Economic activity. Data published by the NBS for the first two months of 2024 show mixed trends in economic activity. International trade shows no clear signs of improvement: both exports and imports recorded negative rates of -12.5 and, respectively, -7.5 percent on an annual basis. Retail trade, industrial production and wholesale trade increased on average by 10.9; 3.8 and 2.5 percent annually, respectively.

Monetary conditions. Excess liquidity in the banking sector amounted to MDL 12.3 billion, increasing by MDL 2.8 billion in Q1, 2024 compared to the previous quarter. The annual increase in the monetary aggregate M3 in Q1, 2024 was 17.9 percent, mainly due to the t deposits in MDL. The incentive monetary policy measures so far have led to lower interest rates on new loans and deposits in Q1, 2024. Thus, the weighted average rate on loans was 9.66 percent and on deposits - 3.91 percent, decreasing by 4.63 and 7.85 percentage points, respectively, compared to Q1, 2023. The decrease in interest rates led to an increase in the volume of new loans granted in MDL by 28.7 percent annually in Q1, 2024, mostly due to the consumer and real estate loans granted to individuals. New loans in MDL granted to individuals increased by 63.7 percent annually in March 2024.High-frequency data show that interest rates on new loans and deposits in MDL continue to fall. Thus, in the first three weeks of April, the weighted average rate on loans was 9.27 percent, and on deposits - 3.31 percent, lower by 4.46 and 5.49 percentage points, respectively, compared to the same period in 2023. The volume of new loans in MDL increased by 50.6 percent compared to the same period of the previous year.

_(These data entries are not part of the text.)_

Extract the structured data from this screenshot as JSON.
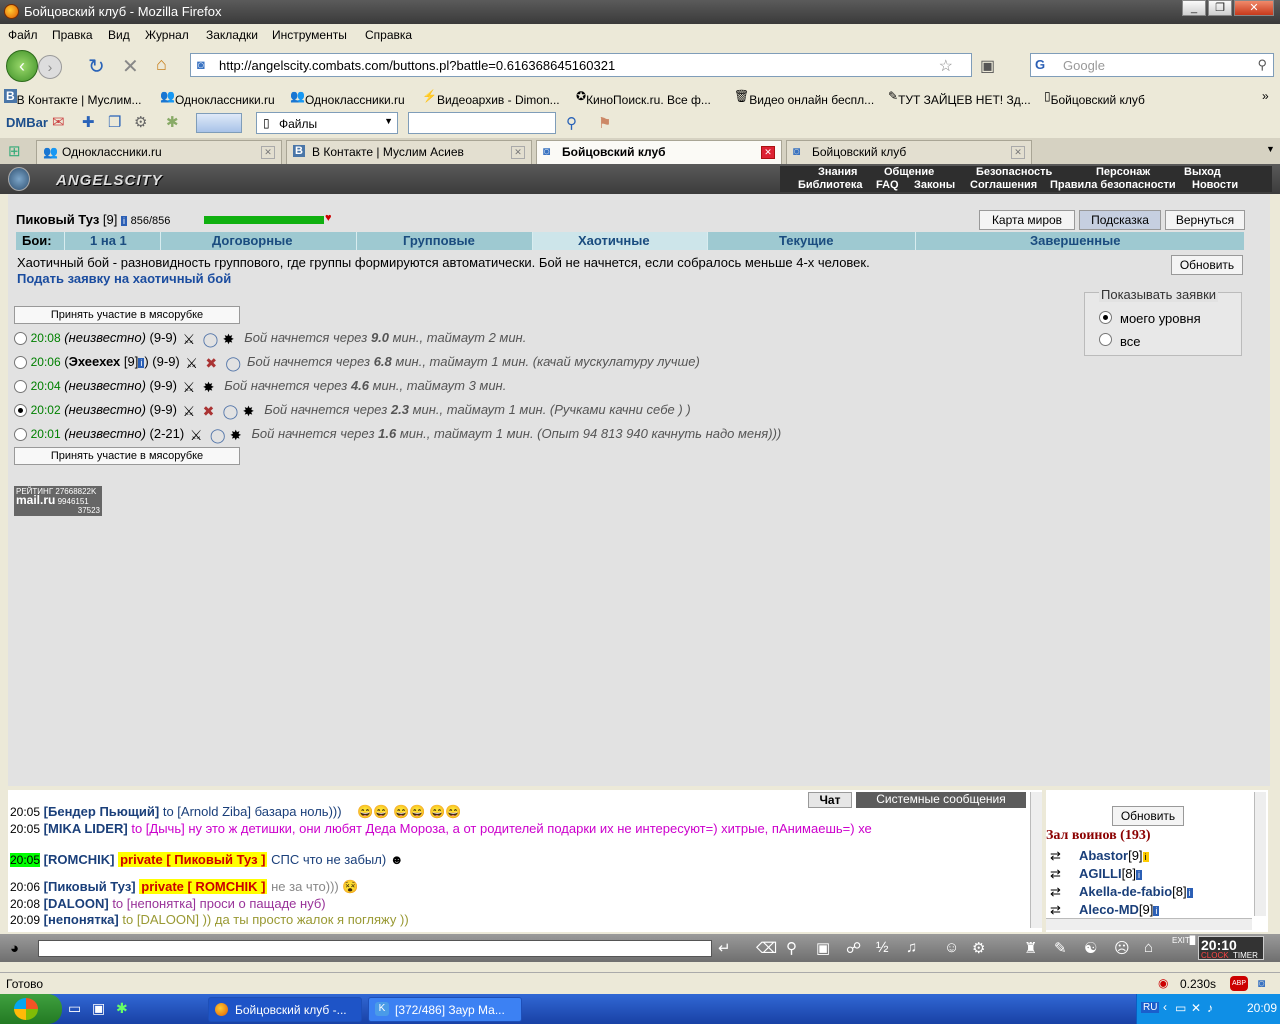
{
  "window": {
    "title": "Бойцовский клуб - Mozilla Firefox"
  },
  "menu": [
    "Файл",
    "Правка",
    "Вид",
    "Журнал",
    "Закладки",
    "Инструменты",
    "Справка"
  ],
  "nav": {
    "url": "http://angelscity.combats.com/buttons.pl?battle=0.616368645160321",
    "search_placeholder": "Google"
  },
  "bookmarks": [
    "В Контакте | Муслим...",
    "Одноклассники.ru",
    "Одноклассники.ru",
    "Видеоархив - Dimon...",
    "КиноПоиск.ru. Все ф...",
    "Видео онлайн беспл...",
    "ТУТ ЗАЙЦЕВ НЕТ! Зд...",
    "Бойцовский клуб"
  ],
  "dmbar": {
    "label": "DMBar",
    "files": "Файлы"
  },
  "tabs": [
    "Одноклассники.ru",
    "В Контакте | Муслим Асиев",
    "Бойцовский клуб",
    "Бойцовский клуб"
  ],
  "game": {
    "logo": "ANGELSCITY",
    "nav_top": [
      "Знания",
      "Общение",
      "Безопасность",
      "Персонаж",
      "Выход"
    ],
    "nav_bottom": [
      "Библиотека",
      "FAQ",
      "Законы",
      "Соглашения",
      "Правила безопасности",
      "Новости"
    ],
    "player": {
      "name": "Пиковый Туз",
      "level": "[9]",
      "hp": "856/856",
      "hp_fraction": 1.0
    },
    "top_buttons": [
      "Карта миров",
      "Подсказка",
      "Вернуться"
    ],
    "battles_label": "Бои:",
    "battle_tabs": [
      "1 на 1",
      "Договорные",
      "Групповые",
      "Хаотичные",
      "Текущие",
      "Завершенные"
    ],
    "description": "Хаотичный бой - разновидность группового, где группы формируются автоматически. Бой не начнется, если собралось меньше 4-х человек.",
    "apply_link": "Подать заявку на хаотичный бой",
    "refresh": "Обновить",
    "join_button": "Принять участие в мясорубке",
    "filter": {
      "title": "Показывать заявки",
      "opt1": "моего уровня",
      "opt2": "все"
    },
    "rows": [
      {
        "time": "20:08",
        "who": "(неизвестно)",
        "lvl": "(9-9)",
        "text": "Бой начнется через",
        "min": "9.0",
        "rest": "мин., таймаут 2 мин."
      },
      {
        "time": "20:06",
        "who": "Эхеехех",
        "whoLvl": "[9]",
        "lvl": ") (9-9)",
        "text": "Бой начнется через",
        "min": "6.8",
        "rest": "мин., таймаут 1 мин. (качай мускулатуру лучше)"
      },
      {
        "time": "20:04",
        "who": "(неизвестно)",
        "lvl": "(9-9)",
        "text": "Бой начнется через",
        "min": "4.6",
        "rest": "мин., таймаут 3 мин."
      },
      {
        "time": "20:02",
        "who": "(неизвестно)",
        "lvl": "(9-9)",
        "text": "Бой начнется через",
        "min": "2.3",
        "rest": "мин., таймаут 1 мин. (Ручками качни себе ) )"
      },
      {
        "time": "20:01",
        "who": "(неизвестно)",
        "lvl": "(2-21)",
        "text": "Бой начнется через",
        "min": "1.6",
        "rest": "мин., таймаут 1 мин. (Опыт 94 813 940 качнуть надо меня)))"
      }
    ],
    "rating": {
      "line1": "РЕЙТИНГ 27668822K",
      "brand": "mail.ru",
      "n1": "9946151",
      "n2": "37523"
    }
  },
  "chat": {
    "tabs": [
      "Чат",
      "Системные сообщения"
    ],
    "lines": [
      {
        "t": "20:05",
        "nick": "Бендер Пьющий",
        "to": "to [Arnold Ziba]",
        "msg": "базара ноль)))"
      },
      {
        "t": "20:05",
        "nick": "MIKA LIDER",
        "to": "to [Дычь]",
        "msg": "ну это ж детишки, они любят Деда Мороза, а от родителей подарки их не интересуют=) хитрые, пАнимаешь=) хе"
      },
      {
        "t": "20:05",
        "nick": "ROMCHIK",
        "to": "private [ Пиковый Туз ]",
        "msg": "СПС что не забыл)"
      },
      {
        "t": "20:06",
        "nick": "Пиковый Туз",
        "to": "private [ ROMCHIK ]",
        "msg": "не за что)))"
      },
      {
        "t": "20:08",
        "nick": "DALOON",
        "to": "to [непонятка]",
        "msg": "проси о пащаде нуб)"
      },
      {
        "t": "20:09",
        "nick": "непонятка",
        "to": "to [DALOON]",
        "msg": ")) да ты просто жалок я погляжу ))"
      }
    ],
    "refresh": "Обновить",
    "hall": "Зал воинов (193)",
    "users": [
      {
        "name": "Abastor",
        "lvl": "[9]"
      },
      {
        "name": "AGILLI",
        "lvl": "[8]"
      },
      {
        "name": "Akella-de-fabio",
        "lvl": "[8]"
      },
      {
        "name": "Aleco-MD",
        "lvl": "[9]"
      }
    ],
    "clock": "20:10",
    "clock_labels": [
      "CLOCK",
      "TIMER"
    ]
  },
  "status": {
    "text": "Готово",
    "time": "0.230s"
  },
  "taskbar": {
    "tasks": [
      "Бойцовский клуб -...",
      "[372/486] Заур Ма..."
    ],
    "lang": "RU",
    "clock": "20:09"
  }
}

Forecast. External demand is assumed to remain lower than historical averages and external inflation is assumed to fall towards the targets set by central banks. Monetary policy rates will fall more slowly than expected. The US dollar will continue to appreciate due to the FED keeping interest rates high for a longer period, the better US economic situation compared to other economies, and the increased attractiveness of the dollar due to rising global geopolitical tensions. The Russian rouble will depreciate due to the rebalancing of the purchasing power parity, the difficult circumvention of the economic sanctions and difficulties in working with new markets. Oil prices will remain high due to geopolitical tensions and the extension of the OPEC+ production limits, which could lead to a significant oil deficit in the second half of the year. Natural gas prices will continue to respond strongly to the smallest supply shocks, while food prices will increase moderately.

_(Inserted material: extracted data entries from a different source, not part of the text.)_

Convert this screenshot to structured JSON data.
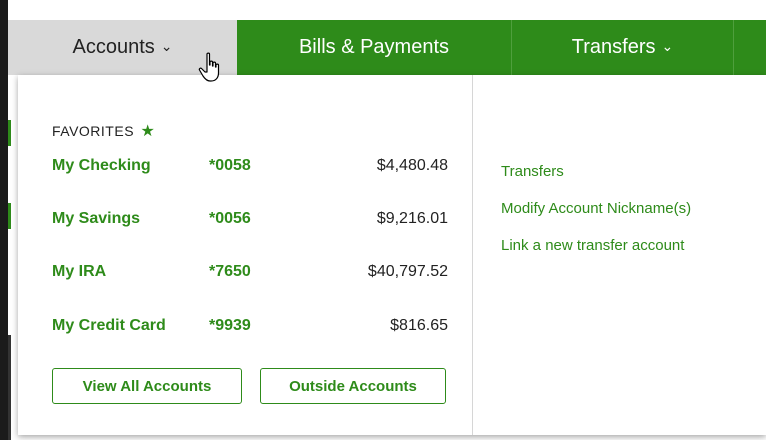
{
  "nav": {
    "items": [
      {
        "label": "Accounts",
        "has_dropdown": true,
        "active": true
      },
      {
        "label": "Bills & Payments",
        "has_dropdown": false,
        "active": false
      },
      {
        "label": "Transfers",
        "has_dropdown": true,
        "active": false
      }
    ]
  },
  "favorites": {
    "title": "FAVORITES",
    "accounts": [
      {
        "name": "My Checking",
        "number": "*0058",
        "balance": "$4,480.48"
      },
      {
        "name": "My Savings",
        "number": "*0056",
        "balance": "$9,216.01"
      },
      {
        "name": "My IRA",
        "number": "*7650",
        "balance": "$40,797.52"
      },
      {
        "name": "My Credit Card",
        "number": "*9939",
        "balance": "$816.65"
      }
    ]
  },
  "buttons": {
    "view_all": "View All Accounts",
    "outside": "Outside Accounts"
  },
  "links": {
    "transfers": "Transfers",
    "modify_nickname": "Modify Account Nickname(s)",
    "link_account": "Link a new transfer account"
  },
  "colors": {
    "brand_green": "#2e8b1a",
    "active_tab_bg": "#d9d9d9"
  }
}
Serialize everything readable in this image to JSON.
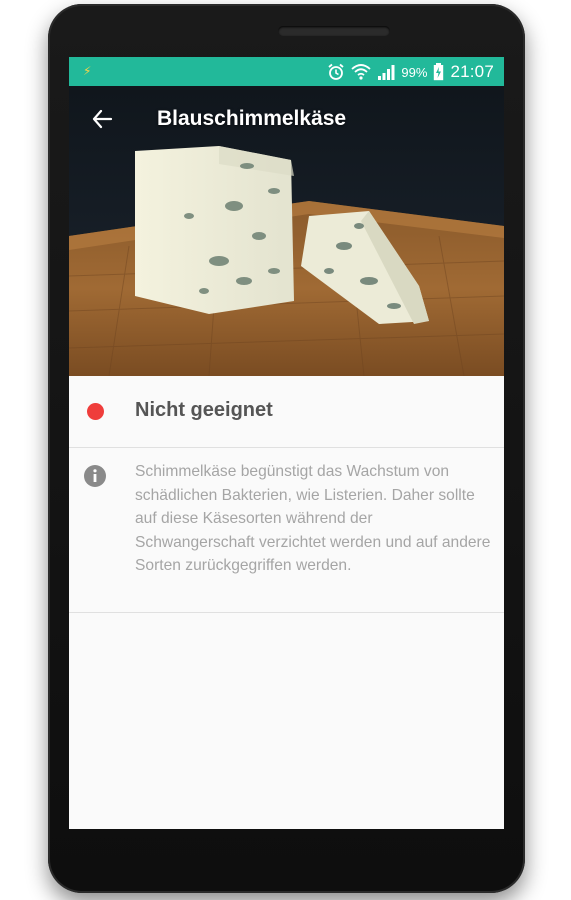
{
  "status_bar": {
    "notification_icon": "flash-icon",
    "alarm_icon": "alarm-clock-icon",
    "wifi_icon": "wifi-icon",
    "signal_icon": "signal-bars-icon",
    "battery_percent": "99%",
    "battery_icon": "battery-charging-icon",
    "time": "21:07",
    "color": "#22b99a"
  },
  "header": {
    "back_icon": "arrow-left-icon",
    "title": "Blauschimmelkäse",
    "image": "blue-cheese-photo"
  },
  "rating": {
    "status_color": "#ef3d3b",
    "label": "Nicht geeignet"
  },
  "info": {
    "icon": "info-icon",
    "text": "Schimmelkäse begünstigt das Wachstum von schädlichen Bakterien, wie Listerien. Daher sollte auf diese Käsesorten während der Schwangerschaft verzichtet werden und auf andere Sorten zurückgegriffen werden."
  }
}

The annual inflation rate will slightly oscillate around the target of 5.0 percent, remaining within a range of ±1.5 percentage points over the next eight quarters. The dynamics will be largely due to all components. Aggregate demand will be disinflationary throughout the forecast period due to tight monetary conditions and, to a lesser extent, weak external demand. The positive fiscal impulse will mitigate the decline in aggregate demand.

The trends anticipated in previous rounds remain largely valid. The inflation forecast has been raised slightly for the whole comparable period, with small exceptions.

Risks and forecasting uncertainties remain high. From the external environment, sources such as tensions in the Middle East, the war in Ukraine, temporary supply and food price shocks, FED monetary policy, as well as the geopolitical configuration after the 2024 elections, which could lead to changes in economic policies. Key domestic uncertainties include tariff adjustments, refugee flows, weather conditions and the upcoming harvest.

The Inflation Report, May 2024, which contains the analysis of the domestic and external economic situation and the medium-term inflation forecast, will be presented by the Governor of the NBM and published on the NBM website on 14 May 2024.

The next meeting of the NBM Executive Board on monetary policy promotion will be held on 20 June 2024, according to the approved schedule.